Lastly, the facilitator should introduce resources and coping strategies for the team. Ask questions like:
- Is anyone willing to share something they do to help process or cope with a difficult patient outcome?
- What are some resources that are available to us to help process events like this?
- What will you do next, or what will you take away from this patient case?
Addressing barriers
Studies show that barriers to conducting reflective debriefs include perceived hierarchy (trainees or early-career clinicians rely on senior clinicians to initiate the debrief because they feel it is not their place), a perceived lack of time to do a debrief, or being afraid to speak up.
To address the first barrier, Pham said it is important to train both attendings and residents how to conduct reflective debriefs. For example, one study showed that when residents were given dedicated training, it led to more of them feeling like they can lead a debrief and that they have enough time to do so.
“This shows that it is very important to have training for attendings and also to empower our residents,” he said.
When it comes to timing, one study found that most clinicians want debriefs to happen immediately after a critical event. Yet, there are many who say they don’t think there is enough time for them to conduct reflective debriefs. To address this barrier, research has shown that a potential solution is for medical institutions to have a standardized debriefing model for clinicians to use. It may also be beneficial to incorporate debriefs into clinicians’ shifts.
Standardizing the process of debriefing can also help reduce the barrier of clinicians being afraid to speak up, because it makes debriefs part of the institution’s culture and normalizes the practice.

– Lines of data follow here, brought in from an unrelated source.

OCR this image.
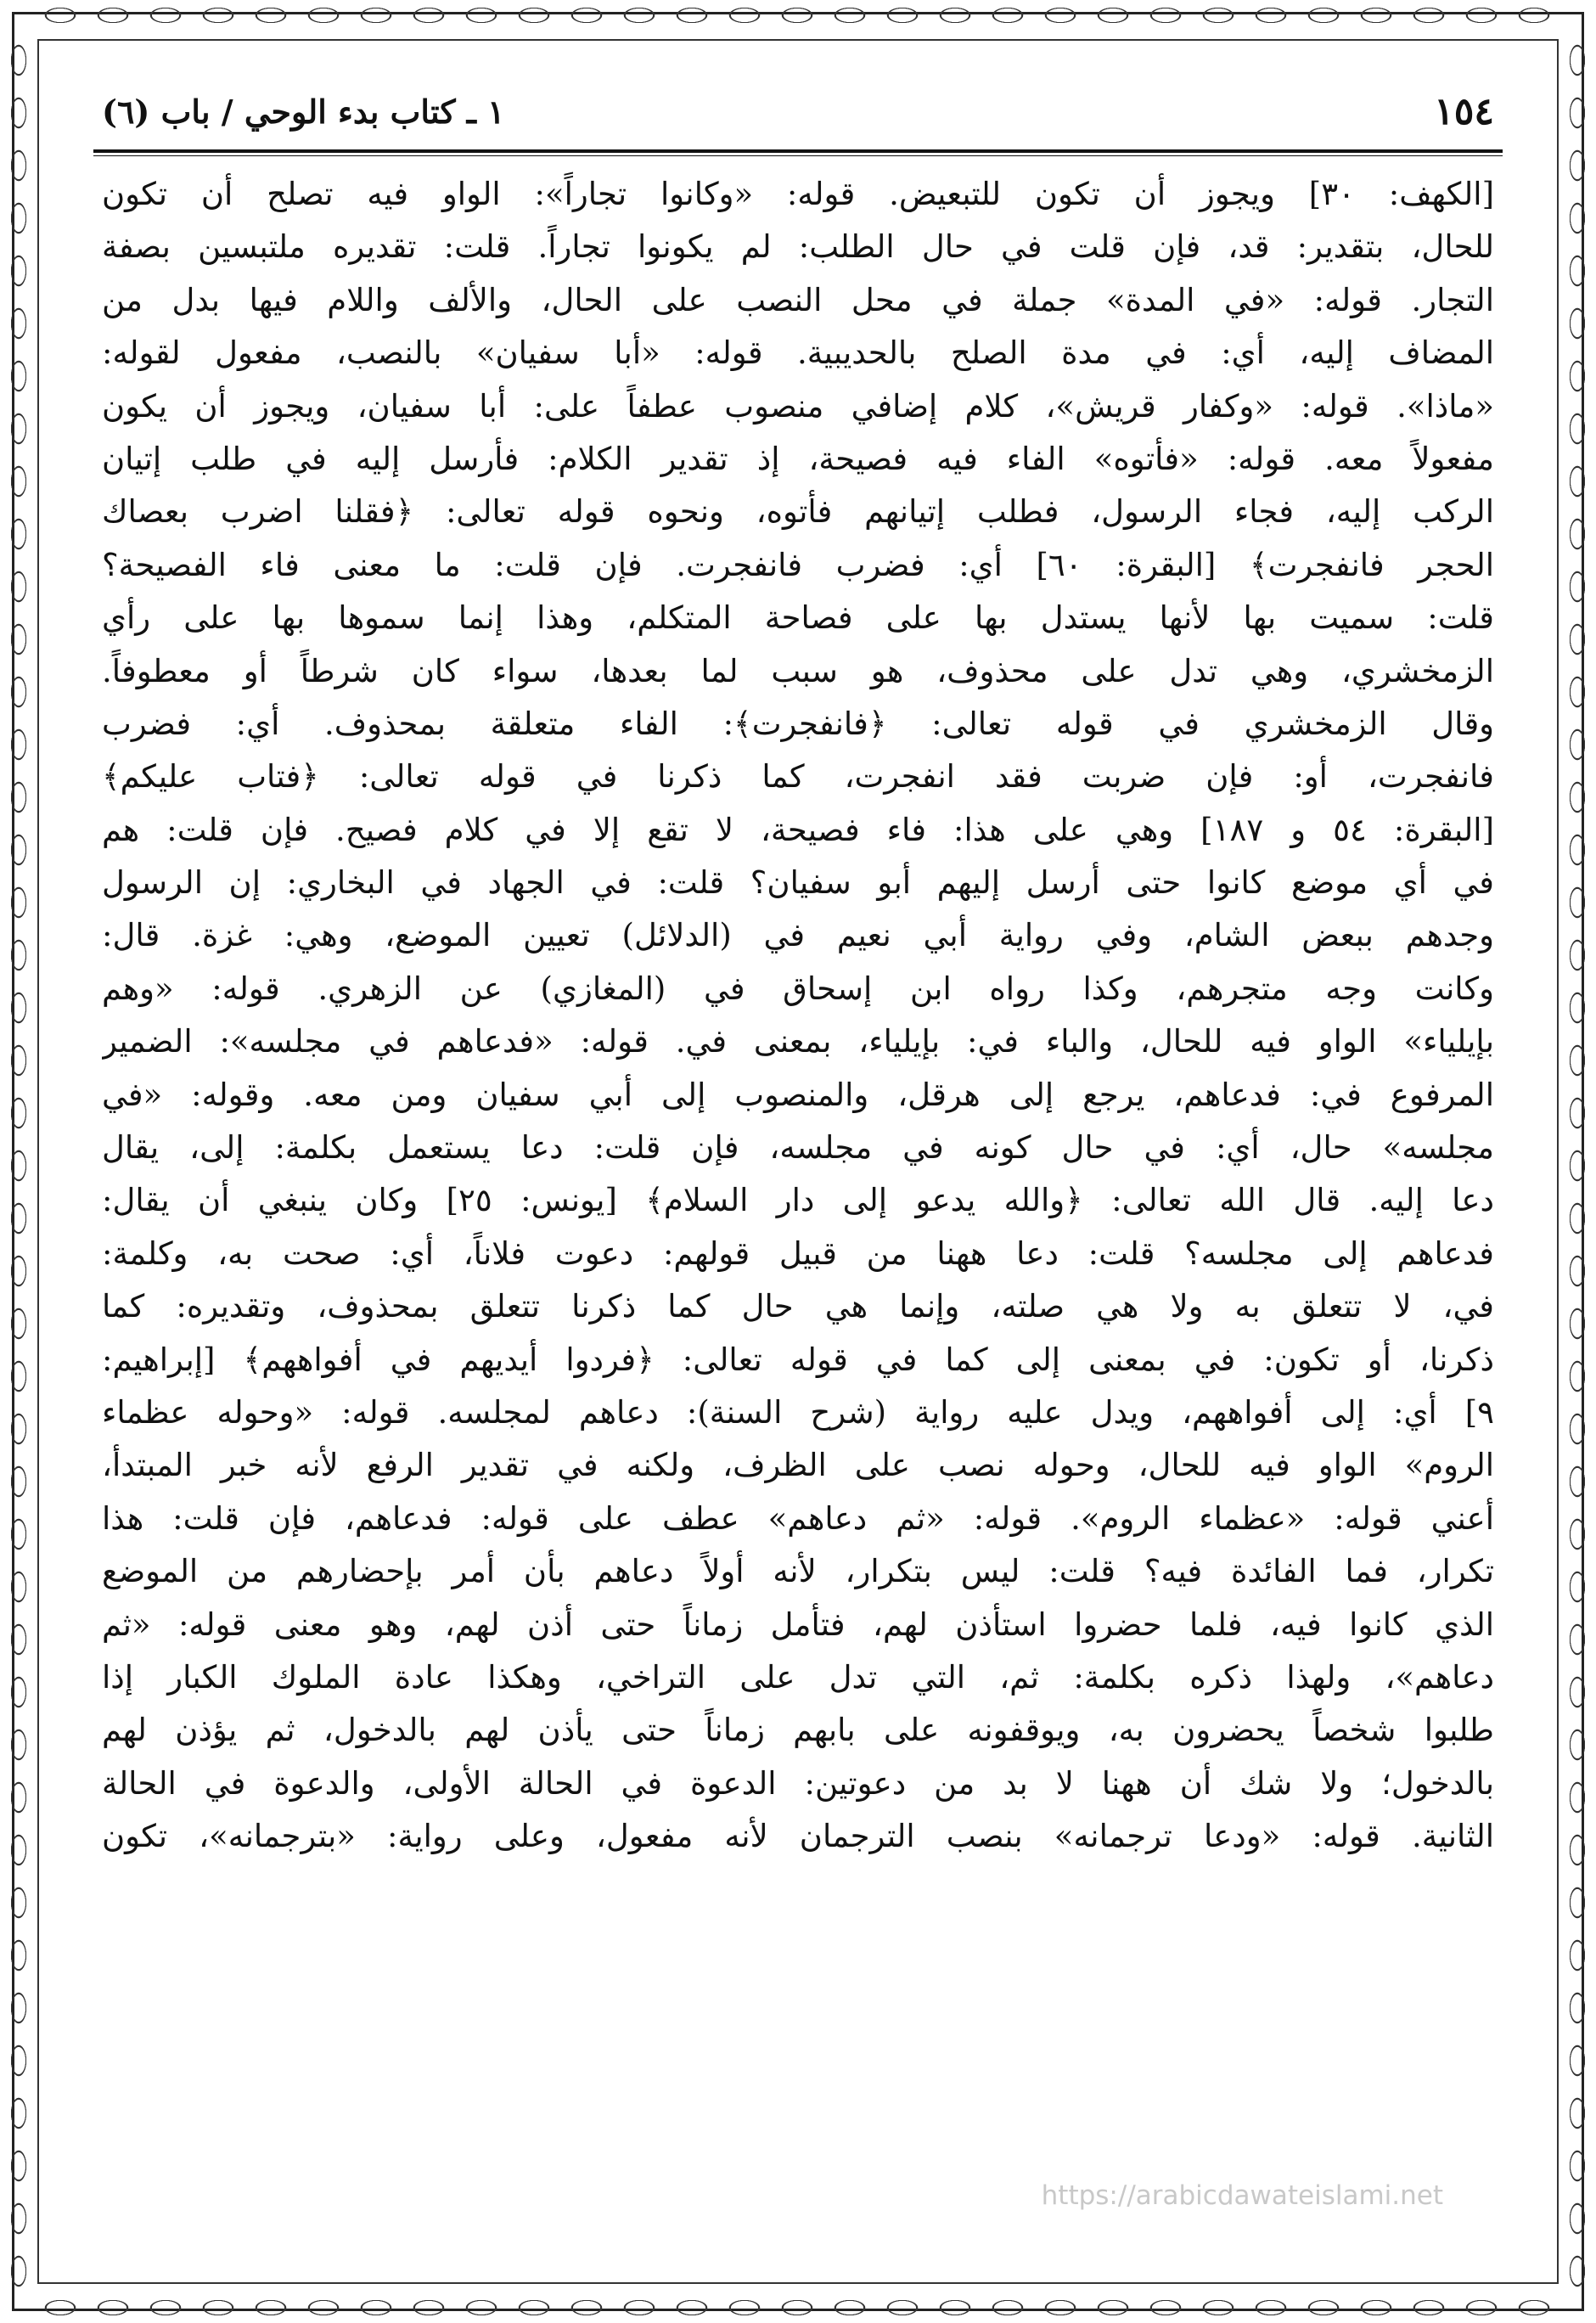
١٥٤
١ ـ كتاب بدء الوحي / باب (٦)
[الكهف: ٣٠] ويجوز أن تكون للتبعيض. قوله: «وكانوا تجاراً»: الواو فيه تصلح أن تكون
للحال، بتقدير: قد، فإن قلت في حال الطلب: لم يكونوا تجاراً. قلت: تقديره ملتبسين بصفة
التجار. قوله: «في المدة» جملة في محل النصب على الحال، والألف واللام فيها بدل من
المضاف إليه، أي: في مدة الصلح بالحديبية. قوله: «أبا سفيان» بالنصب، مفعول لقوله:
«ماذا». قوله: «وكفار قريش»، كلام إضافي منصوب عطفاً على: أبا سفيان، ويجوز أن يكون
مفعولاً معه. قوله: «فأتوه» الفاء فيه فصيحة، إذ تقدير الكلام: فأرسل إليه في طلب إتيان
الركب إليه، فجاء الرسول، فطلب إتيانهم فأتوه، ونحوه قوله تعالى: ﴿فقلنا اضرب بعصاك
الحجر فانفجرت﴾ [البقرة: ٦٠] أي: فضرب فانفجرت. فإن قلت: ما معنى فاء الفصيحة؟
قلت: سميت بها لأنها يستدل بها على فصاحة المتكلم، وهذا إنما سموها بها على رأي
الزمخشري، وهي تدل على محذوف، هو سبب لما بعدها، سواء كان شرطاً أو معطوفاً.
وقال الزمخشري في قوله تعالى: ﴿فانفجرت﴾: الفاء متعلقة بمحذوف. أي: فضرب
فانفجرت، أو: فإن ضربت فقد انفجرت، كما ذكرنا في قوله تعالى: ﴿فتاب عليكم﴾
[البقرة: ٥٤ و ١٨٧] وهي على هذا: فاء فصيحة، لا تقع إلا في كلام فصيح. فإن قلت: هم
في أي موضع كانوا حتى أرسل إليهم أبو سفيان؟ قلت: في الجهاد في البخاري: إن الرسول
وجدهم ببعض الشام، وفي رواية أبي نعيم في (الدلائل) تعيين الموضع، وهي: غزة. قال:
وكانت وجه متجرهم، وكذا رواه ابن إسحاق في (المغازي) عن الزهري. قوله: «وهم
بإيلياء» الواو فيه للحال، والباء في: بإيلياء، بمعنى في. قوله: «فدعاهم في مجلسه»: الضمير
المرفوع في: فدعاهم، يرجع إلى هرقل، والمنصوب إلى أبي سفيان ومن معه. وقوله: «في
مجلسه» حال، أي: في حال كونه في مجلسه، فإن قلت: دعا يستعمل بكلمة: إلى، يقال
دعا إليه. قال الله تعالى: ﴿والله يدعو إلى دار السلام﴾ [يونس: ٢٥] وكان ينبغي أن يقال:
فدعاهم إلى مجلسه؟ قلت: دعا ههنا من قبيل قولهم: دعوت فلاناً، أي: صحت به، وكلمة:
في، لا تتعلق به ولا هي صلته، وإنما هي حال كما ذكرنا تتعلق بمحذوف، وتقديره: كما
ذكرنا، أو تكون: في بمعنى إلى كما في قوله تعالى: ﴿فردوا أيديهم في أفواههم﴾ [إبراهيم:
٩] أي: إلى أفواههم، ويدل عليه رواية (شرح السنة): دعاهم لمجلسه. قوله: «وحوله عظماء
الروم» الواو فيه للحال، وحوله نصب على الظرف، ولكنه في تقدير الرفع لأنه خبر المبتدأ،
أعني قوله: «عظماء الروم». قوله: «ثم دعاهم» عطف على قوله: فدعاهم، فإن قلت: هذا
تكرار، فما الفائدة فيه؟ قلت: ليس بتكرار، لأنه أولاً دعاهم بأن أمر بإحضارهم من الموضع
الذي كانوا فيه، فلما حضروا استأذن لهم، فتأمل زماناً حتى أذن لهم، وهو معنى قوله: «ثم
دعاهم»، ولهذا ذكره بكلمة: ثم، التي تدل على التراخي، وهكذا عادة الملوك الكبار إذا
طلبوا شخصاً يحضرون به، ويوقفونه على بابهم زماناً حتى يأذن لهم بالدخول، ثم يؤذن لهم
بالدخول؛ ولا شك أن ههنا لا بد من دعوتين: الدعوة في الحالة الأولى، والدعوة في الحالة
الثانية. قوله: «ودعا ترجمانه» بنصب الترجمان لأنه مفعول، وعلى رواية: «بترجمانه»، تكون
https://arabicdawateislami.net
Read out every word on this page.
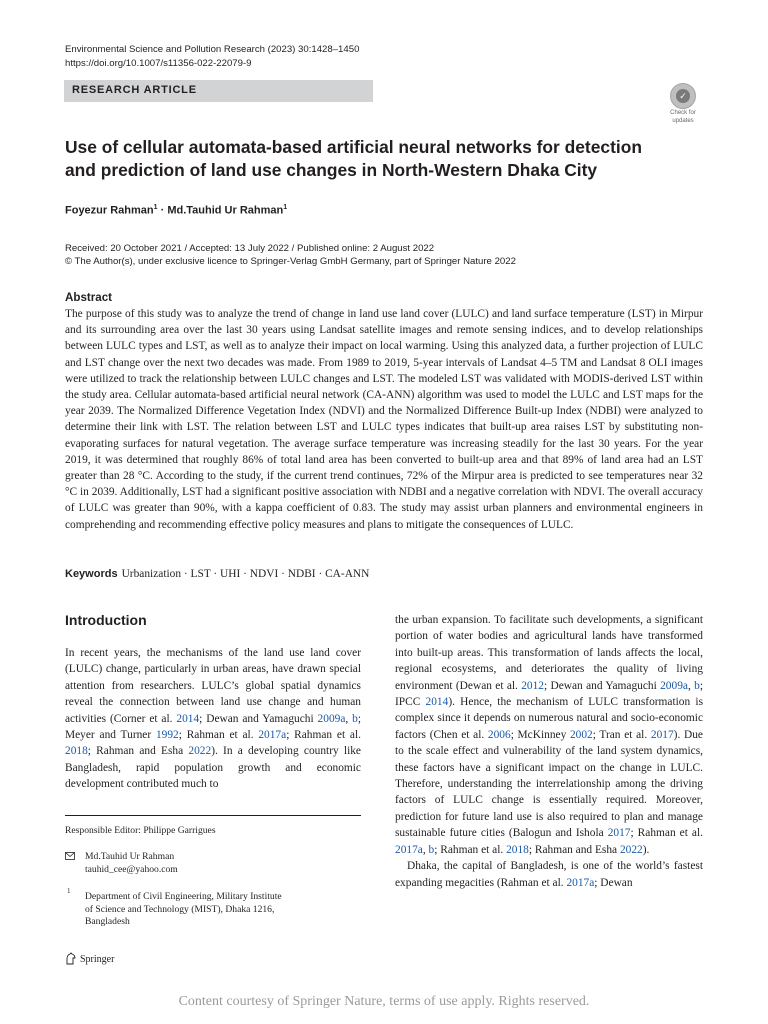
Environmental Science and Pollution Research (2023) 30:1428–1450
https://doi.org/10.1007/s11356-022-22079-9
RESEARCH ARTICLE	✓
Check for
updates
Use of cellular automata-based artificial neural networks for detection
and prediction of land use changes in North-Western Dhaka City
Foyezur Rahman$^1$ · Md.Tauhid Ur Rahman$^1$
Received: 20 October 2021 / Accepted: 13 July 2022 / Published online: 2 August 2022
© The Author(s), under exclusive licence to Springer-Verlag GmbH Germany, part of Springer Nature 2022
Abstract
The purpose of this study was to analyze the trend of change in land use land cover (LULC) and land surface temperature (LST) in Mirpur and its surrounding area over the last 30 years using Landsat satellite images and remote sensing indices, and to develop relationships between LULC types and LST, as well as to analyze their impact on local warming. Using this analyzed data, a further projection of LULC and LST change over the next two decades was made. From 1989 to 2019, 5-year intervals of Landsat 4–5 TM and Landsat 8 OLI images were utilized to track the relationship between LULC changes and LST. The modeled LST was validated with MODIS-derived LST within the study area. Cellular automata-based artificial neural network (CA-ANN) algorithm was used to model the LULC and LST maps for the year 2039. The Normalized Difference Vegetation Index (NDVI) and the Normalized Difference Built-up Index (NDBI) were analyzed to determine their link with LST. The relation between LST and LULC types indicates that built-up area raises LST by substituting non-evaporating surfaces for natural vegetation. The average surface temperature was increasing steadily for the last 30 years. For the year 2019, it was determined that roughly 86% of total land area has been converted to built-up area and that 89% of land area had an LST greater than 28 °C. According to the study, if the current trend continues, 72% of the Mirpur area is predicted to see temperatures near 32 °C in 2039. Additionally, LST had a significant positive association with NDBI and a negative correlation with NDVI. The overall accuracy of LULC was greater than 90%, with a kappa coefficient of 0.83. The study may assist urban planners and environmental engineers in comprehending and recommending effective policy measures and plans to mitigate the consequences of LULC.
Keywords Urbanization · LST · UHI · NDVI · NDBI · CA-ANN
Introduction

In recent years, the mechanisms of the land use land cover (LULC) change, particularly in urban areas, have drawn special attention from researchers. LULC’s global spatial dynamics reveal the connection between land use change and human activities (Corner et al. 2014; Dewan and Yamaguchi 2009a, b; Meyer and Turner 1992; Rahman et al. 2017a; Rahman et al. 2018; Rahman and Esha 2022). In a developing country like Bangladesh, rapid population growth and economic development contributed much to

the urban expansion. To facilitate such developments, a significant portion of water bodies and agricultural lands have transformed into built-up areas. This transformation of lands affects the local, regional ecosystems, and deteriorates the quality of living environment (Dewan et al. 2012; Dewan and Yamaguchi 2009a, b; IPCC 2014). Hence, the mechanism of LULC transformation is complex since it depends on numerous natural and socio-economic factors (Chen et al. 2006; McKinney 2002; Tran et al. 2017). Due to the scale effect and vulnerability of the land system dynamics, these factors have a significant impact on the change in LULC. Therefore, understanding the interrelationship among the driving factors of LULC change is essentially required. Moreover, prediction for future land use is also required to plan and manage sustainable future cities (Balogun and Ishola 2017; Rahman et al. 2017a, b; Rahman et al. 2018; Rahman and Esha 2022).

Dhaka, the capital of Bangladesh, is one of the world’s fastest expanding megacities (Rahman et al. 2017a; Dewan

Responsible Editor: Philippe Garrigues
Md.Tauhid Ur Rahman
tauhid_cee@yahoo.com
1 Department of Civil Engineering, Military Institute
of Science and Technology (MIST), Dhaka 1216,
Bangladesh
Springer
Content courtesy of Springer Nature, terms of use apply. Rights reserved.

“With just 15 minutes, we can empower our residents to experience less burnout and less secondary traumatic stress,” Pham said.
Expanding debriefs at CU
The effort to make debriefs occur more often for students and residents is already being done at CU, Grush explained. Department of Medicine faculty members Natalie Held, MD, and Anna Neumeier, MD, are teaching “narrative medicine” to CU medical students, where they use poetry and reflective writing as ways to debrief traumatic events. Fourth-year students are also participating in a pilot program where they will learn about critical incident debriefing, as well as pre-briefs and how to create a personal action plan for residency.
For CU residents, clinic debriefs are being piloted among internal medicine residents. After an inpatient rotation, residents will go to the debrief to reflect on questions such as whether they’ve experienced any difficult patient encounters that have stuck with them.
Denver Health also has a pilot program for residents to expand the practice of debriefing. Under this program, residents conduct pre-briefs, which involves planning who they can reach out to for support if a critical incident happens, and fellows and attendings receive training on how to conduct debriefs.
Given the demonstrated value — and need — for more reflective debriefs, Grush told the clinicians in the crowd that she hopes they feel more “empowered to promote team wellness through effective debriefs, and that we have provided you with tools to help do this well.”